In a closely watched environmental case, the justices repeatedly sounded sympathetic to Pentagon officials running large-scale Navy exercises off San Diego County and other parts of Southern California.
The drills, which involve numerous ships based in San Diego County, use midfrequency active sonar to help sailors detect submarines and other objects. The sonar can injure or kill marine mammals, mainly by causing them to surface too quickly and suffer internal bleeding.
“I thought the whole point of the armed forces was to hurt the environment,” Justice Stephen Breyer said half-jokingly. “Of course they're going to do harm.”
The Supreme Court agreed to take the case after lower federal courts largely sided with the Natural Resources Defense Council, a national environmental group, and imposed more restrictions on the Navy's sonar use.
The Pentagon and environmentalists disagree over exactly how much midfrequency active sonar injures marine mammals, and justices couldn't resolve the conflict yesterday. Some of the justices did appear ready to defer to military expertise in matters of national security.
Chief Justice John Roberts raised the specter of an undetected “North Korean diesel submarine to get (closer) to Pearl Harbor” if sailors couldn't train with sonar, and Justice Samuel Alito asked pointedly if a judge could be considered “an expert on anti-submarine warfare.”
Alito added that there is “something incredibly odd” about a trial judge making a decision “contrary” to the Navy's requirements.
“You're asking us ... who know little about whales and less about the Navy,” Breyer told Los Angeles-based attorney Richard Kendall, who is representing several environmental groups. Breyer has at times been skeptical about other claims of executive authority.
In contrast, Justice David Souter ridiculed the idea that the military and the Bush administration could declare an emergency to try to get around complying with environmental laws.
The Navy opted not to conduct a more rigorous environmental study before beginning the long-planned exercises, Souter said.
“If there's an emergency, it's one the Navy created simply by failing to start (that study) in a timely way,” he said.
The technical but crucial legal question in Winter v. Natural Resources Defense Council is when can a federal agency sidestep conventional environmental protections by declaring an emergency.
The Navy said it needs the Southern California Operating Area for training exercises, which prepare naval strike groups for deployment to the Pacific Ocean and Middle East.
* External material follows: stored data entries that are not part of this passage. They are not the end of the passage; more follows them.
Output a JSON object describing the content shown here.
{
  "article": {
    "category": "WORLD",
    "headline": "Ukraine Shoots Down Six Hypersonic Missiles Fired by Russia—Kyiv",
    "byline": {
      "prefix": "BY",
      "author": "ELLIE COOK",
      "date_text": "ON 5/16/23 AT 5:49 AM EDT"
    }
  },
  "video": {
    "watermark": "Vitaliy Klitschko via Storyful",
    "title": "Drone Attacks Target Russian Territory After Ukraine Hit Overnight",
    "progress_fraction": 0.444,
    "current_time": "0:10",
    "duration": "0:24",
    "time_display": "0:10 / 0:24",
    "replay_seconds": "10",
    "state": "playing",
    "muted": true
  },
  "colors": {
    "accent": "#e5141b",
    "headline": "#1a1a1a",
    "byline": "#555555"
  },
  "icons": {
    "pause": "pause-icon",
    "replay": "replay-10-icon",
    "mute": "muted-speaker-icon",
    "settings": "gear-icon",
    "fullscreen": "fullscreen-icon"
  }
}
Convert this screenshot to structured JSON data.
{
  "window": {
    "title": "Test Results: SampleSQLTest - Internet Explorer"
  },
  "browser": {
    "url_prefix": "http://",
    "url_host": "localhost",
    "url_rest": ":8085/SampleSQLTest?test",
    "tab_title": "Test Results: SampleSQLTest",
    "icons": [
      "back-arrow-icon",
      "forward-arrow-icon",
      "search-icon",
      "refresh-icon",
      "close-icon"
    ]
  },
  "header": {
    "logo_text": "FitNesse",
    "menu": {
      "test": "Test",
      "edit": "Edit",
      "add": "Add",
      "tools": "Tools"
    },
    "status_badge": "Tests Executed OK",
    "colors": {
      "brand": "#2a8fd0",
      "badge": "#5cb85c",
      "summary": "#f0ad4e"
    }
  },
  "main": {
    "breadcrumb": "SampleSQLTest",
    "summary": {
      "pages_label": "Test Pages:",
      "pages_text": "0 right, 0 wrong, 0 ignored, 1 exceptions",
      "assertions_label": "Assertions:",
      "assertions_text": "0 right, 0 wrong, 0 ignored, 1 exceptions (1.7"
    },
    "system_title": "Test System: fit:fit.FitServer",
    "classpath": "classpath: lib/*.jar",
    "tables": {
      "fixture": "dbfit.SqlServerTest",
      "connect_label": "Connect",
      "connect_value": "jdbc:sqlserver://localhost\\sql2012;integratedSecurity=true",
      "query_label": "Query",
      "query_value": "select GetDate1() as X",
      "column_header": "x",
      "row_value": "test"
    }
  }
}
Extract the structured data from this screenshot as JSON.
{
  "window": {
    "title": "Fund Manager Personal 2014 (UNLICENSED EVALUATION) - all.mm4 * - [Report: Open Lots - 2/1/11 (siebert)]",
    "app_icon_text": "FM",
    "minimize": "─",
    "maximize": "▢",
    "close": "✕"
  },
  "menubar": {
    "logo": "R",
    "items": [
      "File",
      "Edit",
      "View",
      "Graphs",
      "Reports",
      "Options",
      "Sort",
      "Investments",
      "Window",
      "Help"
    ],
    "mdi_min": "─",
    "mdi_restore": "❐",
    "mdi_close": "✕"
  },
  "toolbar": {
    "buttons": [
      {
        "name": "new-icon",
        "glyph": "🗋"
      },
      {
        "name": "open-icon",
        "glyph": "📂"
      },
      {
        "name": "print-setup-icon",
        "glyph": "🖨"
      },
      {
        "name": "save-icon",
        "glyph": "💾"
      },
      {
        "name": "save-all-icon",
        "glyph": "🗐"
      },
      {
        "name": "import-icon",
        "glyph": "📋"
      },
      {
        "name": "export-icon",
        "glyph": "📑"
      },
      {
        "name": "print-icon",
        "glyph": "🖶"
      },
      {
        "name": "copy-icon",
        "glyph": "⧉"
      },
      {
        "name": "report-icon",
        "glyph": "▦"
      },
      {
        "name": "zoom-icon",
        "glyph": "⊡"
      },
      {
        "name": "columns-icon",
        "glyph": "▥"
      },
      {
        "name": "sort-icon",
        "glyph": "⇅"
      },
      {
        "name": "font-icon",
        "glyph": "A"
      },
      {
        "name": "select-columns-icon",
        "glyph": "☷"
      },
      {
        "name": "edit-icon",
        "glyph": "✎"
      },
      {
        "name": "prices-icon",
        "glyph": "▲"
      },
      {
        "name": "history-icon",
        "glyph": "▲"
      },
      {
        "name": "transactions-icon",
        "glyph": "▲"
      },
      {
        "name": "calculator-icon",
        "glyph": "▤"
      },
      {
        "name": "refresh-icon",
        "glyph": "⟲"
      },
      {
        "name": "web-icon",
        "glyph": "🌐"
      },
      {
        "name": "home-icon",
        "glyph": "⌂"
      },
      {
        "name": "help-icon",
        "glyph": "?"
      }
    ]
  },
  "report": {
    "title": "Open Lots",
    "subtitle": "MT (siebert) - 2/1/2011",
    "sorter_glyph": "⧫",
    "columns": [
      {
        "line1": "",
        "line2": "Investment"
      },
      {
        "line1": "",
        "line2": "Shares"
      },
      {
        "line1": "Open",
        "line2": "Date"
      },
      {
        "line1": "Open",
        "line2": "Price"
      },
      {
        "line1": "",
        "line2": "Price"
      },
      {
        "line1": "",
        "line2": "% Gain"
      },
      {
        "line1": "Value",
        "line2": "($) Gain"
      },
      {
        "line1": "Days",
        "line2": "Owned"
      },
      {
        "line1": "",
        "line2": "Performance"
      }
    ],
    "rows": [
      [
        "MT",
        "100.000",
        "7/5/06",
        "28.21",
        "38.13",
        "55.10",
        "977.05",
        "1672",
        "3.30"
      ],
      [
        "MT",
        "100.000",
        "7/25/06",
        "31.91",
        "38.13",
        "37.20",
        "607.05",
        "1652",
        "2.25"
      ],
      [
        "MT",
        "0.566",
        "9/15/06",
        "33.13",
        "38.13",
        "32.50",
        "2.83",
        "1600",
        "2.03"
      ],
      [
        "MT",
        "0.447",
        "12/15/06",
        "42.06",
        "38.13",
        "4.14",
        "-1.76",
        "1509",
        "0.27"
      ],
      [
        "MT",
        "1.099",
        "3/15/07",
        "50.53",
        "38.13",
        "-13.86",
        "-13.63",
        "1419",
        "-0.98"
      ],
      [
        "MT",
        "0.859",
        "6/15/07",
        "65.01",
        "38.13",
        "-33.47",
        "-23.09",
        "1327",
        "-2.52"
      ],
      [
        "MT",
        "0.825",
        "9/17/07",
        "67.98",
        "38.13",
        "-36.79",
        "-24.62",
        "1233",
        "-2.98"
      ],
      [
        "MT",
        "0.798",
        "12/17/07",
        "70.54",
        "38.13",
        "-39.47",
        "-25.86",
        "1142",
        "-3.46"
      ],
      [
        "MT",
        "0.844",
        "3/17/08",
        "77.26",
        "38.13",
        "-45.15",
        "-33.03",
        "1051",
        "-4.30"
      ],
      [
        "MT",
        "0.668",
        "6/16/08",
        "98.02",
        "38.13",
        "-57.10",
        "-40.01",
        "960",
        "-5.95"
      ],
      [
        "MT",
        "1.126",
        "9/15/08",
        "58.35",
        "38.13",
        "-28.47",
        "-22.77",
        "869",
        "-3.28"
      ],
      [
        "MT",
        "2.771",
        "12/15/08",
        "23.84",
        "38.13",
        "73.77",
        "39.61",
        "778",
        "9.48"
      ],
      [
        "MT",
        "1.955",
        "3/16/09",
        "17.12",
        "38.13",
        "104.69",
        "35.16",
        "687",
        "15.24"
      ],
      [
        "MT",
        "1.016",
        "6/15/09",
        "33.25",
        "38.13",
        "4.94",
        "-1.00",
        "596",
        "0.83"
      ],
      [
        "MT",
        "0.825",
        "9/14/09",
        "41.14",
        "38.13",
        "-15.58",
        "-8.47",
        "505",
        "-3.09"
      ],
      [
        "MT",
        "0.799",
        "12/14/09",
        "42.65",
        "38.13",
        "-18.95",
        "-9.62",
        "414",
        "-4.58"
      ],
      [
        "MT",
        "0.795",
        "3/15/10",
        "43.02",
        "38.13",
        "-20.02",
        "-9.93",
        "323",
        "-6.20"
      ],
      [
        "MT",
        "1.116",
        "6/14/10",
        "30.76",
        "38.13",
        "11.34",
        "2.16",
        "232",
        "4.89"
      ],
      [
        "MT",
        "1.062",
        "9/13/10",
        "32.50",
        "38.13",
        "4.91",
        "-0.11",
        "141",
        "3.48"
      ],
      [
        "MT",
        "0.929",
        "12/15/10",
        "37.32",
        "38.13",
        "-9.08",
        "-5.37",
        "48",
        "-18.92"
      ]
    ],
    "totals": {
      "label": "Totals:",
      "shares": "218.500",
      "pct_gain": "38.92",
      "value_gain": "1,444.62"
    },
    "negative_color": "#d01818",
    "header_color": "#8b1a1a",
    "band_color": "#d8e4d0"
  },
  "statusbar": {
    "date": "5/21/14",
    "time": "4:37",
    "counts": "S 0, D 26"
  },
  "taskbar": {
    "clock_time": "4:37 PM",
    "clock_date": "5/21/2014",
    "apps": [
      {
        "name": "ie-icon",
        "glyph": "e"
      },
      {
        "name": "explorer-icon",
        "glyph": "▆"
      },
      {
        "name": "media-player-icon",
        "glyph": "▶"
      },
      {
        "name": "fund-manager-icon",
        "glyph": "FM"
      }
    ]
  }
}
The Southern California coastal waters are home to at least 37 species of marine mammals, including pygmy sperm whales, coastal bottlenose dolphins and endangered blue whales.
The Navy's sonar produces piercing underwater sounds that Kendall said are 2,000 times louder than a jet engine. Some scientists say sonar use can cause hearing loss, cranial bleeding, behavioral modifications and mass strandings.